How Many Are We?

Thanks Ladies!!

Stephanie...I had to seriously force myself to stop researching on the internet because of what I was reading and the negative space it was putting me in. I honestly thought omg I am going have issues with depression soon. You are so right, I need to disregard all of that! Wouldn't it be great if in 5 years a cure was found?? Praying I live to see the day!! Thanks for the positive encouragement!!

I just found out today that I got approved for Ibrance. Yay! Thanks for the welcome ladies.

Recently diagnosed HER2+++ ER- PR- metastatic to lymph nodes and liver. Undergoing chemo - herceptin, perjeta, docetaxal. I have had 2 treatments, no major side effects (yet) except some fatigue. The lump in my breast was not palpable after treatment 1. Fingers crossed, hoping for a long remission.

Welcome mdillard04, scrunchthecat, and 50sgirl to the club nobody wants to join. We are sorry that you are here, but you'll not feel alone her at all. We are all here to fight together!

Diagnosed with mets on May 1st. Chemo started on May 22nd. Had a CT scan today to see if chemo is doing its thing! Will get results on Friday. Praying!!!

Thank you 50sgirl!

Hi. I have been Stage IV since 8/2013. ILC - originally diagnosed Stage II in 7/2009. I have been a lurker here everyday for over a year, but I am not very comfortable posting. I am sorry that I haven't joined until now. I truly would not be doing anywhere near as well as I am, mentally, without you. I have gotten so much valuable information from all of you ladies. So, I will work on my profile and continue to post. But I just wanted to get a quick introduction out. There is a topic that I saw was just started that I can provide very valuable information and I want to do that right now. Again - thank you all so much.

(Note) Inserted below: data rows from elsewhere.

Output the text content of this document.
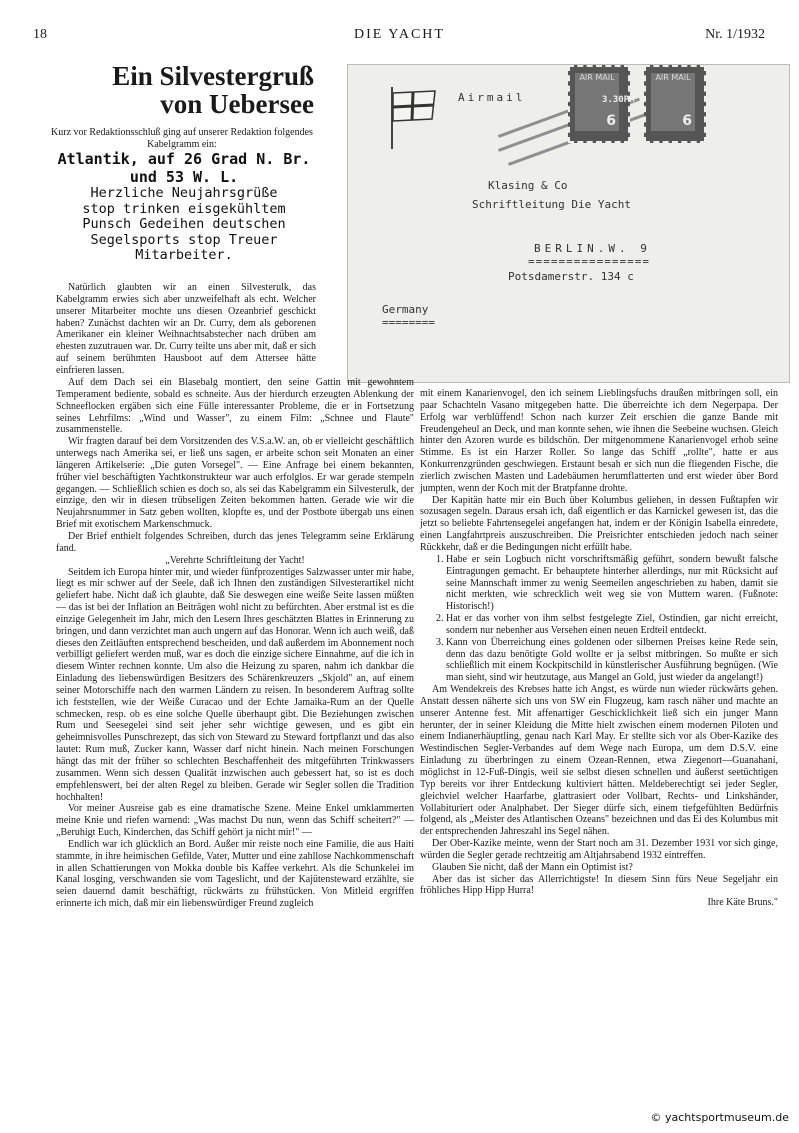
18	DIE YACHT	Nr. 1/1932
Ein Silvestergruß
von Uebersee
Kurz vor Redaktionsschluß ging auf unserer Redaktion folgendes Kabelgramm ein:
Atlantik, auf 26 Grad N. Br.
und 53 W. L.
Herzliche Neujahrsgrüße
stop trinken eisgekühltem
Punsch Gedeihen deutschen
Segelsports stop Treuer
Mitarbeiter.
Airmail
AIR MAIL
6
AIR MAIL
6
3.30PM
Klasing & Co
Schriftleitung Die Yacht
BERLIN.W. 9
================
Potsdamerstr. 134 c
Germany
========

Natürlich glaubten wir an einen Silvesterulk, das Kabelgramm erwies sich aber unzweifelhaft als echt. Welcher unserer Mitarbeiter mochte uns diesen Ozeanbrief geschickt haben? Zunächst dachten wir an Dr. Curry, dem als geborenen Amerikaner ein kleiner Weihnachtsabstecher nach drüben am ehesten zuzutrauen war. Dr. Curry teilte uns aber mit, daß er sich auf seinem berühmten Hausboot auf dem Attersee hätte einfrieren lassen.

Auf dem Dach sei ein Blasebalg montiert, den seine Gattin mit gewohntem Temperament bediente, sobald es schneite. Aus der hierdurch erzeugten Ablenkung der Schneeflocken ergäben sich eine Fülle interessanter Probleme, die er in Fortsetzung seines Lehrfilms: „Wind und Wasser", zu einem Film: „Schnee und Flaute" zusammenstelle.

Wir fragten darauf bei dem Vorsitzenden des V.S.a.W. an, ob er vielleicht geschäftlich unterwegs nach Amerika sei, er ließ uns sagen, er arbeite schon seit Monaten an einer längeren Artikelserie: „Die guten Vorsegel". — Eine Anfrage bei einem bekannten, früher viel beschäftigten Yachtkonstrukteur war auch erfolglos. Er war gerade stempeln gegangen. — Schließlich schien es doch so, als sei das Kabelgramm ein Silvesterulk, der einzige, den wir in diesen trübseligen Zeiten bekommen hatten. Gerade wie wir die Neujahrsnummer in Satz geben wollten, klopfte es, und der Postbote übergab uns einen Brief mit exotischem Markenschmuck.

Der Brief enthielt folgendes Schreiben, durch das jenes Telegramm seine Erklärung fand.

„Verehrte Schriftleitung der Yacht!

Seitdem ich Europa hinter mir, und wieder fünfprozentiges Salzwasser unter mir habe, liegt es mir schwer auf der Seele, daß ich Ihnen den zuständigen Silvesterartikel nicht geliefert habe. Nicht daß ich glaubte, daß Sie deswegen eine weiße Seite lassen müßten — das ist bei der Inflation an Beiträgen wohl nicht zu befürchten. Aber erstmal ist es die einzige Gelegenheit im Jahr, mich den Lesern Ihres geschätzten Blattes in Erinnerung zu bringen, und dann verzichtet man auch ungern auf das Honorar. Wenn ich auch weiß, daß dieses den Zeitläuften entsprechend bescheiden, und daß außerdem im Abonnement noch verbilligt geliefert werden muß, war es doch die einzige sichere Einnahme, auf die ich in diesem Winter rechnen konnte. Um also die Heizung zu sparen, nahm ich dankbar die Einladung des liebenswürdigen Besitzers des Schärenkreuzers „Skjold" an, auf einem seiner Motorschiffe nach den warmen Ländern zu reisen. In besonderem Auftrag sollte ich feststellen, wie der Weiße Curacao und der Echte Jamaika-Rum an der Quelle schmecken, resp. ob es eine solche Quelle überhaupt gibt. Die Beziehungen zwischen Rum und Seesegelei sind seit jeher sehr wichtige gewesen, und es gibt ein geheimnisvolles Punschrezept, das sich von Steward zu Steward fortpflanzt und das also lautet: Rum muß, Zucker kann, Wasser darf nicht hinein. Nach meinen Forschungen hängt das mit der früher so schlechten Beschaffenheit des mitgeführten Trinkwassers zusammen. Wenn sich dessen Qualität inzwischen auch gebessert hat, so ist es doch empfehlenswert, bei der alten Regel zu bleiben. Gerade wir Segler sollen die Tradition hochhalten!

Vor meiner Ausreise gab es eine dramatische Szene. Meine Enkel umklammerten meine Knie und riefen warnend: „Was machst Du nun, wenn das Schiff scheitert?" — „Beruhigt Euch, Kinderchen, das Schiff gehört ja nicht mir!" —

Endlich war ich glücklich an Bord. Außer mir reiste noch eine Familie, die aus Haiti stammte, in ihre heimischen Gefilde, Vater, Mutter und eine zahllose Nachkommenschaft in allen Schattierungen von Mokka double bis Kaffee verkehrt. Als die Schunkelei im Kanal losging, verschwanden sie vom Tageslicht, und der Kajütensteward erzählte, sie seien dauernd damit beschäftigt, rückwärts zu frühstücken. Von Mitleid ergriffen erinnerte ich mich, daß mir ein liebenswürdiger Freund zugleich

mit einem Kanarienvogel, den ich seinem Lieblingsfuchs draußen mitbringen soll, ein paar Schachteln Vasano mitgegeben hatte. Die überreichte ich dem Negerpapa. Der Erfolg war verblüffend! Schon nach kurzer Zeit erschien die ganze Bande mit Freudengeheul an Deck, und man konnte sehen, wie ihnen die Seebeine wuchsen. Gleich hinter den Azoren wurde es bildschön. Der mitgenommene Kanarienvogel erhob seine Stimme. Es ist ein Harzer Roller. So lange das Schiff „rollte", hatte er aus Konkurrenzgründen geschwiegen. Erstaunt besah er sich nun die fliegenden Fische, die zierlich zwischen Masten und Ladebäumen herumflatterten und erst wieder über Bord jumpten, wenn der Koch mit der Bratpfanne drohte.

Der Kapitän hatte mir ein Buch über Kolumbus geliehen, in dessen Fußtapfen wir sozusagen segeln. Daraus ersah ich, daß eigentlich er das Karnickel gewesen ist, das die jetzt so beliebte Fahrtensegelei angefangen hat, indem er der Königin Isabella einredete, einen Langfahrtpreis auszuschreiben. Die Preisrichter entschieden jedoch nach seiner Rückkehr, daß er die Bedingungen nicht erfüllt habe.

1. Habe er sein Logbuch nicht vorschriftsmäßig geführt, sondern bewußt falsche Eintragungen gemacht. Er behauptete hinterher allerdings, nur mit Rücksicht auf seine Mannschaft immer zu wenig Seemeilen angeschrieben zu haben, damit sie nicht merkten, wie schrecklich weit weg sie von Muttern waren. (Fußnote: Historisch!)
2. Hat er das vorher von ihm selbst festgelegte Ziel, Ostindien, gar nicht erreicht, sondern nur nebenher aus Versehen einen neuen Erdteil entdeckt.
3. Kann von Überreichung eines goldenen oder silbernen Preises keine Rede sein, denn das dazu benötigte Gold wollte er ja selbst mitbringen. So mußte er sich schließlich mit einem Kockpitschild in künstlerischer Ausführung begnügen. (Wie man sieht, sind wir heutzutage, aus Mangel an Gold, just wieder da angelangt!)

Am Wendekreis des Krebses hatte ich Angst, es würde nun wieder rückwärts gehen. Anstatt dessen näherte sich uns von SW ein Flugzeug, kam rasch näher und machte an unserer Antenne fest. Mit affenartiger Geschicklichkeit ließ sich ein junger Mann herunter, der in seiner Kleidung die Mitte hielt zwischen einem modernen Piloten und einem Indianerhäuptling, genau nach Karl May. Er stellte sich vor als Ober-Kazike des Westindischen Segler-Verbandes auf dem Wege nach Europa, um dem D.S.V. eine Einladung zu überbringen zu einem Ozean-Rennen, etwa Ziegenort—Guanahani, möglichst in 12-Fuß-Dingis, weil sie selbst diesen schnellen und äußerst seetüchtigen Typ bereits vor ihrer Entdeckung kultiviert hätten. Meldeberechtigt sei jeder Segler, gleichviel welcher Haarfarbe, glattrasiert oder Vollbart, Rechts- und Linkshänder, Vollabituriert oder Analphabet. Der Sieger dürfe sich, einem tiefgefühlten Bedürfnis folgend, als „Meister des Atlantischen Ozeans" bezeichnen und das Ei des Kolumbus mit der entsprechenden Jahreszahl ins Segel nähen.

Der Ober-Kazike meinte, wenn der Start noch am 31. Dezember 1931 vor sich ginge, würden die Segler gerade rechtzeitig am Altjahrsabend 1932 eintreffen.

Glauben Sie nicht, daß der Mann ein Optimist ist?

Aber das ist sicher das Allerrichtigste! In diesem Sinn fürs Neue Segeljahr ein fröhliches Hipp Hipp Hurra!

Ihre Käte Bruns."

© yachtsportmuseum.de
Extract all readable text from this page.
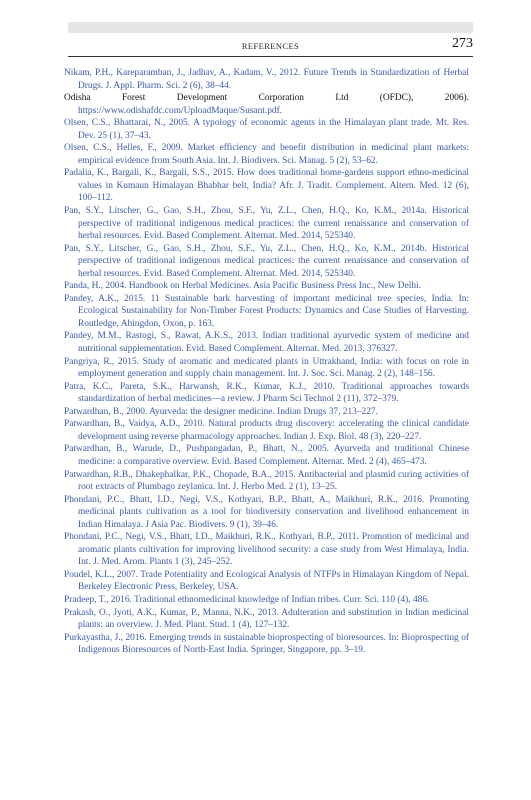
REFERENCES	273

Nikam, P.H., Kareparamban, J., Jadhav, A., Kadam, V., 2012. Future Trends in Standardization of Herbal Drugs. J. Appl. Pharm. Sci. 2 (6), 38–44.

Odisha Forest Development Corporation Ltd (OFDC), 2006). https://www.odishafdc.com/UploadMaque/Susant.pdf.

Olsen, C.S., Bhattarai, N., 2005. A typology of economic agents in the Himalayan plant trade. Mt. Res. Dev. 25 (1), 37–43.

Olsen, C.S., Helles, F., 2009. Market efficiency and benefit distribution in medicinal plant markets: empirical evidence from South Asia. Int. J. Biodivers. Sci. Manag. 5 (2), 53–62.

Padalia, K., Bargali, K., Bargali, S.S., 2015. How does traditional home-gardens support ethno-medicinal values in Kumaun Himalayan Bhabhar belt, India? Afr. J. Tradit. Complement. Altern. Med. 12 (6), 100–112.

Pan, S.Y., Litscher, G., Gao, S.H., Zhou, S.F., Yu, Z.L., Chen, H.Q., Ko, K.M., 2014a. Historical perspective of traditional indigenous medical practices: the current renaissance and conservation of herbal resources. Evid. Based Complement. Alternat. Med. 2014, 525340.

Pan, S.Y., Litscher, G., Gao, S.H., Zhou, S.F., Yu, Z.L., Chen, H.Q., Ko, K.M., 2014b. Historical perspective of traditional indigenous medical practices: the current renaissance and conservation of herbal resources. Evid. Based Complement. Alternat. Med. 2014, 525340.

Panda, H., 2004. Handbook on Herbal Medicines. Asia Pacific Business Press Inc., New Delhi.

Pandey, A.K., 2015. 11 Sustainable bark harvesting of important medicinal tree species, India. In: Ecological Sustainability for Non-Timber Forest Products: Dynamics and Case Studies of Harvesting. Routledge, Abingdon, Oxon, p. 163.

Pandey, M.M., Rastogi, S., Rawat, A.K.S., 2013. Indian traditional ayurvedic system of medicine and nutritional supplementation. Evid. Based Complement. Alternat. Med. 2013, 376327.

Pangriya, R., 2015. Study of aromatic and medicated plants in Uttrakhand, India: with focus on role in employment generation and supply chain management. Int. J. Soc. Sci. Manag. 2 (2), 148–156.

Patra, K.C., Pareta, S.K., Harwansh, R.K., Kumar, K.J., 2010. Traditional approaches towards standardization of herbal medicines—a review. J Pharm Sci Technol 2 (11), 372–379.

Patwardhan, B., 2000. Ayurveda: the designer medicine. Indian Drugs 37, 213–227.

Patwardhan, B., Vaidya, A.D., 2010. Natural products drug discovery: accelerating the clinical candidate development using reverse pharmacology approaches. Indian J. Exp. Biol. 48 (3), 220–227.

Patwardhan, B., Warude, D., Pushpangadan, P., Bhatt, N., 2005. Ayurveda and traditional Chinese medicine: a comparative overview. Evid. Based Complement. Alternat. Med. 2 (4), 465–473.

Patwardhan, R.B., Dhakephalkar, P.K., Chopade, B.A., 2015. Antibacterial and plasmid curing activities of root extracts of Plumbago zeylanica. Int. J. Herbo Med. 2 (1), 13–25.

Phondani, P.C., Bhatt, I.D., Negi, V.S., Kothyari, B.P., Bhatt, A., Maikhuri, R.K., 2016. Promoting medicinal plants cultivation as a tool for biodiversity conservation and livelihood enhancement in Indian Himalaya. J Asia Pac. Biodivers. 9 (1), 39–46.

Phondani, P.C., Negi, V.S., Bhatt, I.D., Maikhuri, R.K., Kothyari, B.P., 2011. Promotion of medicinal and aromatic plants cultivation for improving livelihood security: a case study from West Himalaya, India. Int. J. Med. Arom. Plants 1 (3), 245–252.

Poudel, K.L., 2007. Trade Potentiality and Ecological Analysis of NTFPs in Himalayan Kingdom of Nepal. Berkeley Electronic Press, Berkeley, USA.

Pradeep, T., 2016. Traditional ethnomedicinal knowledge of Indian tribes. Curr. Sci. 110 (4), 486.

Prakash, O., Jyoti, A.K., Kumar, P., Manna, N.K., 2013. Adulteration and substitution in Indian medicinal plants: an overview. J. Med. Plant. Stud. 1 (4), 127–132.

Purkayastha, J., 2016. Emerging trends in sustainable bioprospecting of bioresources. In: Bioprospecting of Indigenous Bioresources of North-East India. Springer, Singapore, pp. 3–19.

Yes, I'll be counted, I'm still here. I've been gone from here for a long time. I recently found

An article written in the NY Times about a 17 year stage 4 survivor that has brought me back.

Glad to be here.

Dx 1998 IDC 2.5 mm tumor, Er+Pr+Her2- grade2b no nodes

Dx 2012 Advanced Stage 4 with bone mets on 75% of bones including scull and face.

Hopeful and the rest of you wonderful, positive ladies. I have been stage 4 with mets to the spine right out of the gate in april of 2011. Still here n getting stronger. There is hope...just try to stay positive and live each day to the fullest. After all, something else could get us b4 the BC does. Sending positive healing energy out to all.

I'm new here & feeling very alone, so I'm glad I found this forum!! Count me in!!

Hallo mdillard04

I am a little older but the exact same thing happened with me. I went two years ago to my doctor with a lump and he has been telling me along with other medical professionals that I have a cyst and need to stop drinking coffee....really. Now June 1st I was diagnosed with stage four breast cancer with a couple of mets on my bones. The doctors ....so sorry. So I moved my whole family and animals to the city hoping for better care. Now I'm on tamoxifen and riding it out.

The shock is the worst but there is always good with everything , my outlook on life and how I interact with the other folks on this planet has changed greatly and that makes me very happy.

Hey Charmedhope.....there is also a forum for Triple Negative Stage IV under this same topic. Some good discussions for TN.

Good point Ellalou....I have been wondering that as well. Granted there are so many variable that it boggles the mind. But still I'm hearing of drugs here that I've never even heard of. I'm in Canada so maybe that's why?

Ibrance is not approved in Canada and not likely to be for some time. And approved drugs by Health Canada may vary province to province. Quebec is usually the last one to approve. So far, Ibrance is only in the USA.

Morning Ellalou,

Weird I posted a reply yesterday didn't show up.... Okay the only thing I'm on is Tamoxifin and some of my own natural remedies. I've been on Tamoxifin for two months now. Because my tumour is 100 percent hormone receptive is the reason they are giving me. However even if it's shrinking I have it on my bones so they see no point in operating. They are using my breast tumour as a guide to weather the medication is working and it seems to be working so far. I will never be cured that they have made very clear. Sometimes it's just all to much.